The improvement in the properties of the hot strips is also visible in the plot of the oligocyclic fatigue resistance curve, shown in the diagram in FIG. 1. A strong improvement in the resistance to oligocyclic fatigue is indeed observed in favor of hot rolled steel according to the invention. This improvement is expressed by a relative decrease in resistance to 0.25% (R0.25) much less for the steel of the invention (14%) than for the reference steel HSLA (35%), corresponding also at a higher number of cycles (N) for the steel of the invention (45,000) than for the HSLA steel (15,000).

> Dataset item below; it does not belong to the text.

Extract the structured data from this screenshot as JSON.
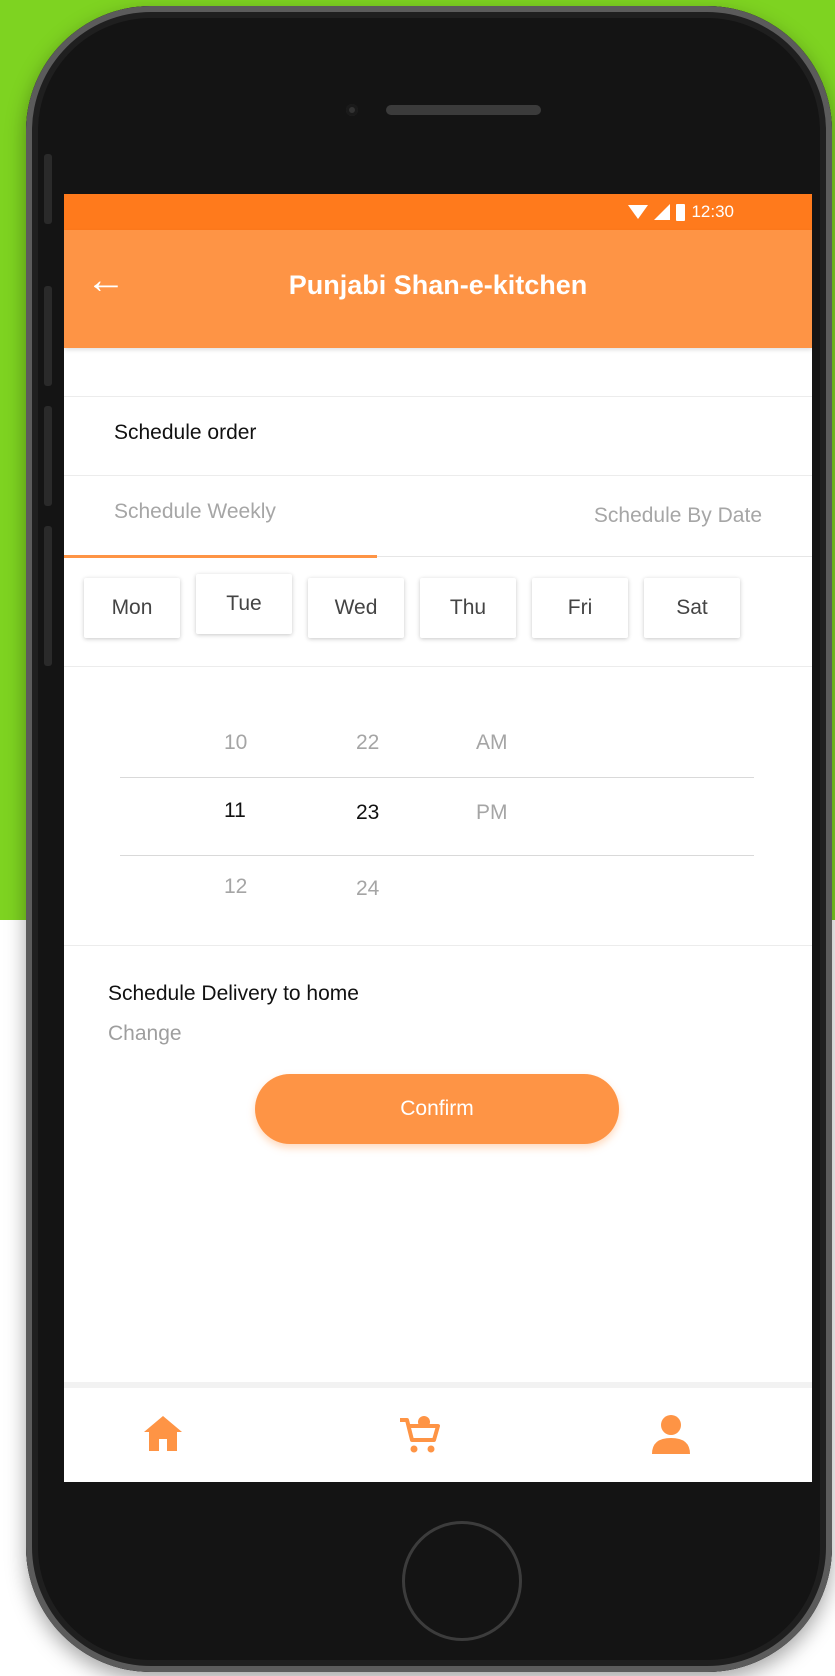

Fig. 2 shows the evolution of the Charpy resilience (5 mm test pieces) as a function of the test temperature. With regard to the strength properties, the examination of Table III and of FIG. 2 shows the marked improvement observed in the case of rolled steel according to the method of the invention.

Claims

1. Process for manufacturing a hot rolled strip of high strength steel, in which a hot rolled steel is rolled, the contents of carbon, manganese and silicon of which are between 0.04% and 0.2% by weight, between 0.5% and 2% and between 0.010% and 0.5% respectively, characterized in that said steel additionally contains niobium in a content of between 0.01% and 0.1% by weight, the remainder being iron and usual impurities, in that the hot finishing rolling of said steel is carried out between an initial temperature lower than 950 ° C. and a final temperature higher than the transformation temperature of austenite into ferrite (Ar3), with a thickness reduction rate of at least 85%, in that said hot-rolled steel is cooled within a period of less than 5 s with a cooling rate greater than 20 ° C / s to a temperature below 200 ° C and in that said hot rolled steel is coiled at said temperature below 200 ° C. 2. Method according to claim 1, characterized in that the cooling is carried out in a period of less than 1 s. 3. Method according to either of claims 1 and 2, characterized in that the cooling rate of the hot rolled steel is between 30 ° C / s and 1000 ° C / s. 4. Method according to either of claims 1 to 3, characterized in that said cooling is carried out continuously and monotonously up to said temperature below 200 ° C, said winding temperature. 5. Method according to either of claims 1 to 4, characterized in that said winding temperature is between 20 ° C and 1 50 ° C.